Отталкиваю сильнее, игнорируя тянущее надрывное чувство в груди, снова и снова колющее. Ощущение ошибки… И это злит.
— Да ты меня всегда бесил! — выплёскиваю на Давида. — Что о себе возомнил вообще?
То ли жёсткостью действий, то ли резкостью тона я всё-таки добиваюсь своего: меня отпускают. Аж пошатываюсь слегка. И чувства странные. Вроде бы облегчение, а вроде бы… И наоборот.
Давид не отходит.
— Это говоришь не ты, а твои страхи, — спокойно заявляет, не сводя с меня глаз.
Да какие, нафиг, страхи? Да я в жизни ничего не боялась. Привыкла действовать.
— Психолог доморощенный, — шиплю злобно, потому что, конечно же, на самом деле понимаю, что Давид имеет в виду. — Пошёл к чёрту.
Боже мой… Да откуда столько грубости? Тошно от самой себя, но успокоиться не могу.
Давид смотрит внимательнее. Аж прищуривается слегка.
— Я люблю тебя, Вика, — снижая голос, сообщает. — И не верю, что ты не испытываешь ко мне хотя бы симпатии.
Его слова обволакивают, проникают куда-то вглубь, горячее от них становится. Сглатываю, отведя взгляд. Усиленно пытаюсь собраться с мыслями. Не самая простая задача, когда предательски ёкает в груди, да и переворачивается что-то внутри. Любит…

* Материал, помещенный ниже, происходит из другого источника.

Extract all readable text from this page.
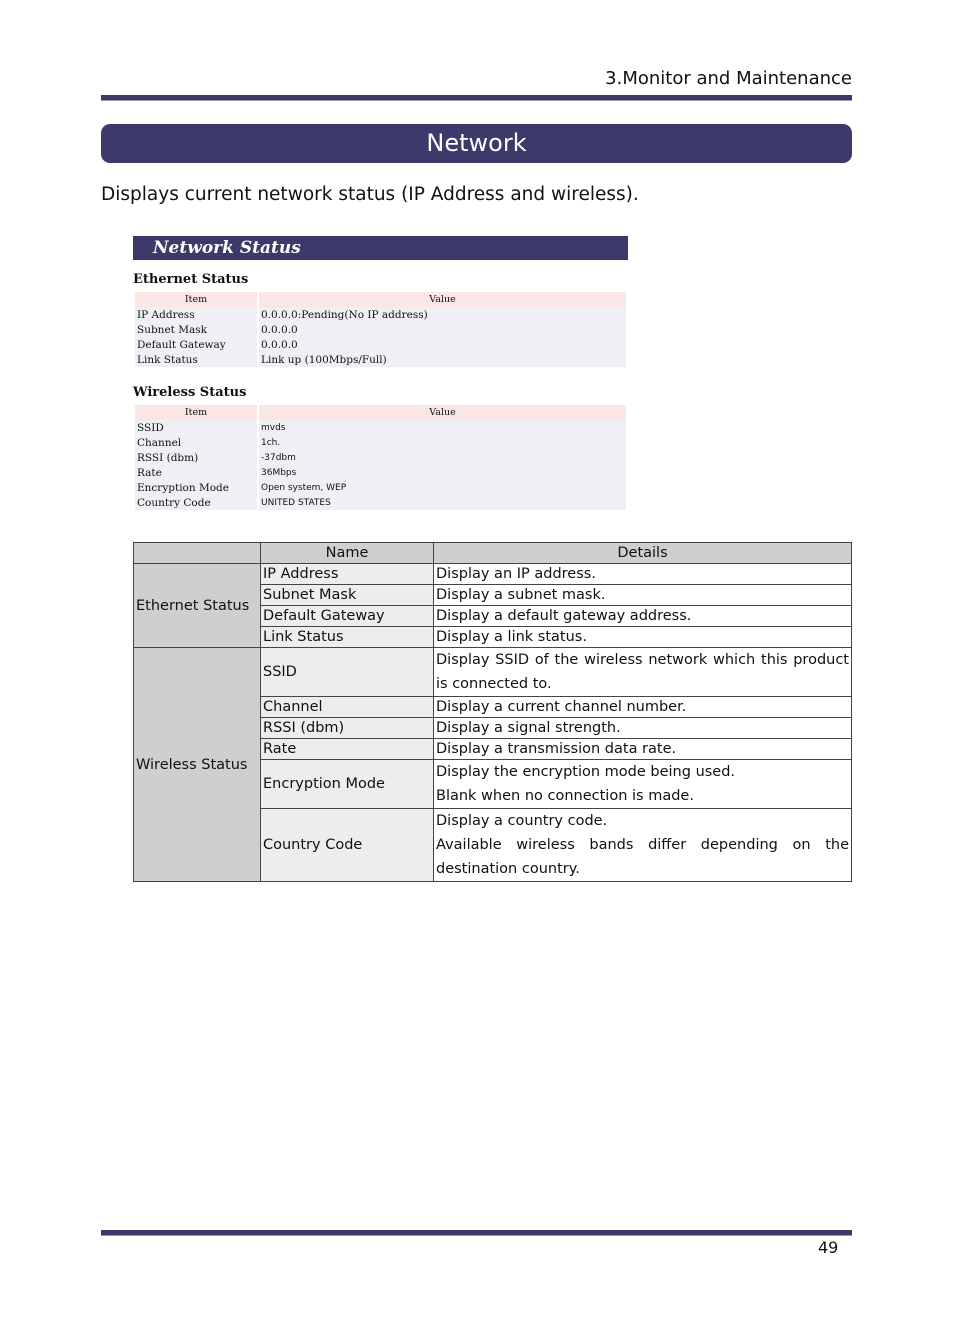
3.Monitor and Maintenance
Network
Displays current network status (IP Address and wireless).
Network Status
Ethernet Status
Item	Value
IP Address	0.0.0.0:Pending(No IP address)
Subnet Mask	0.0.0.0
Default Gateway	0.0.0.0
Link Status	Link up (100Mbps/Full)
Wireless Status
Item	Value
SSID	mvds
Channel	1ch.
RSSI (dbm)	-37dbm
Rate	36Mbps
Encryption Mode	Open system, WEP
Country Code	UNITED STATES
	Name	Details
Ethernet Status	IP Address	Display an IP address.
	Subnet Mask	Display a subnet mask.
	Default Gateway	Display a default gateway address.
	Link Status	Display a link status.
Wireless Status	SSID	Display SSID of the wireless network which this product is connected to.
	Channel	Display a current channel number.
	RSSI (dbm)	Display a signal strength.
	Rate	Display a transmission data rate.
	Encryption Mode	Display the encryption mode being used.
Blank when no connection is made.

	Country Code	Display a country code.
Available wireless bands differ depending on the destination country.
49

Мне об этом уже говорили, да и я догадывалась, но слышать от Давида всё равно чуть ли не неожиданно. Словно впервые вообще. Ошарашивает, переполняет и опустошает одновременно.

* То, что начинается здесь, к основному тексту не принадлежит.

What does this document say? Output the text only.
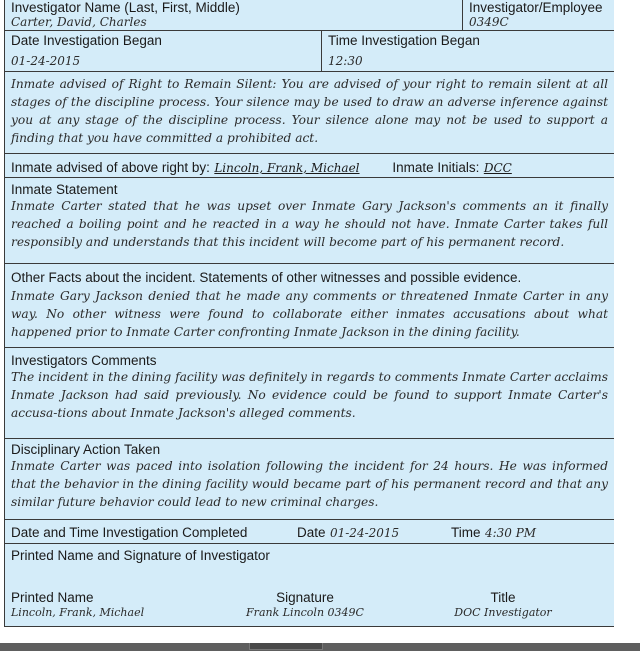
Investigator Name (Last, First, Middle)
Carter, David, Charles
Investigator/Employee
0349C
Date Investigation Began
01-24-2015
Time Investigation Began
12:30
Inmate advised of Right to Remain Silent: You are advised of your right to remain silent at all stages of the discipline process. Your silence may be used to draw an adverse inference against you at any stage of the discipline process. Your silence alone may not be used to support a finding that you have committed a prohibited act.
Inmate advised of above right by: Lincoln, Frank, Michael Inmate Initials: DCC
Inmate Statement
Inmate Carter stated that he was upset over Inmate Gary Jackson's comments an it finally reached a boiling point and he reacted in a way he should not have. Inmate Carter takes full responsibly and understands that this incident will become part of his permanent record.
Other Facts about the incident. Statements of other witnesses and possible evidence.
Inmate Gary Jackson denied that he made any comments or threatened Inmate Carter in any way. No other witness were found to collaborate either inmates accusations about what happened prior to Inmate Carter confronting Inmate Jackson in the dining facility.
Investigators Comments
The incident in the dining facility was definitely in regards to comments Inmate Carter acclaims Inmate Jackson had said previously. No evidence could be found to support Inmate Carter's accusa-tions about Inmate Jackson's alleged comments.
Disciplinary Action Taken
Inmate Carter was paced into isolation following the incident for 24 hours. He was informed that the behavior in the dining facility would became part of his permanent record and that any similar future behavior could lead to new criminal charges.
Date and Time Investigation Completed	Date 01-24-2015	Time 4:30 PM
Printed Name and Signature of Investigator
Printed Name
Lincoln, Frank, Michael
Signature
Frank Lincoln 0349C
Title
DOC Investigator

Собраться с мыслями не получается. Но и хранить долгое молчание кажется непростительным, опасным. И без того чувствую, что Давид вот-вот вернёт меня в свои объятия.
— Придётся поверить, — чеканю со всё той же непонятно откуда взявшейся жёсткостью. — Ты мне не нужен. Люби кого-нибудь другого.
Давид зачем-то качает головой, всё так же не сводя с меня взгляда, всё более тяжёлого причём. Всё ещё не верит? Или всё-таки уже да?..
Мрачнеет ощутимо.
— Уверена? — спрашивает с нажимом.
Почти даже с вызовом. Как будто не просто вопрос .
Вот только нет, я не буду думать, что за этим стоит. Какая мне разница, что случится, когда Давид наконец поверит в бесполезность своих стремлений? Главное чтобы сделал это.
— Конечно. На сто процентов.
Давид странно ухмыляется, но ничего не отвечает. Вместо этого разворачивается и уходит наконец. Правда, при этом у меня сердце чуть ли не кульбит делает, но игнорирую это.
Нет, я не привыкла к тому, чтобы делать кого-то важной частью своей жизни. Подруга — это одно, а вот отношения…У меня их не было никогда. Да и какой смысл привязываться к кому-то, отдавать всю себя, если по итогам всё равно приходится прощаться? Папа умер. Мама оставила. Причём, кстати, довольно быстро — не сказать, чтобы горевала. Любовь? Не уверена, что знаю, что это такое. И что умею.
У меня были поцелуи, но не более того. С Давидом самые приятные — ладно, признаю. И общаться мне с ним приятно. Пожалуй, даже будет его не хватать. Но он сам всё усложняет тем, что хочет куда большего — того, что я не могу дать.
Нет, я не собираюсь всю жизнь быть отшельницей, но чем глубже связь, тем сильнее тяга, даже зависимость. А я привыкла всё контролировать. С Давидом точно не получится.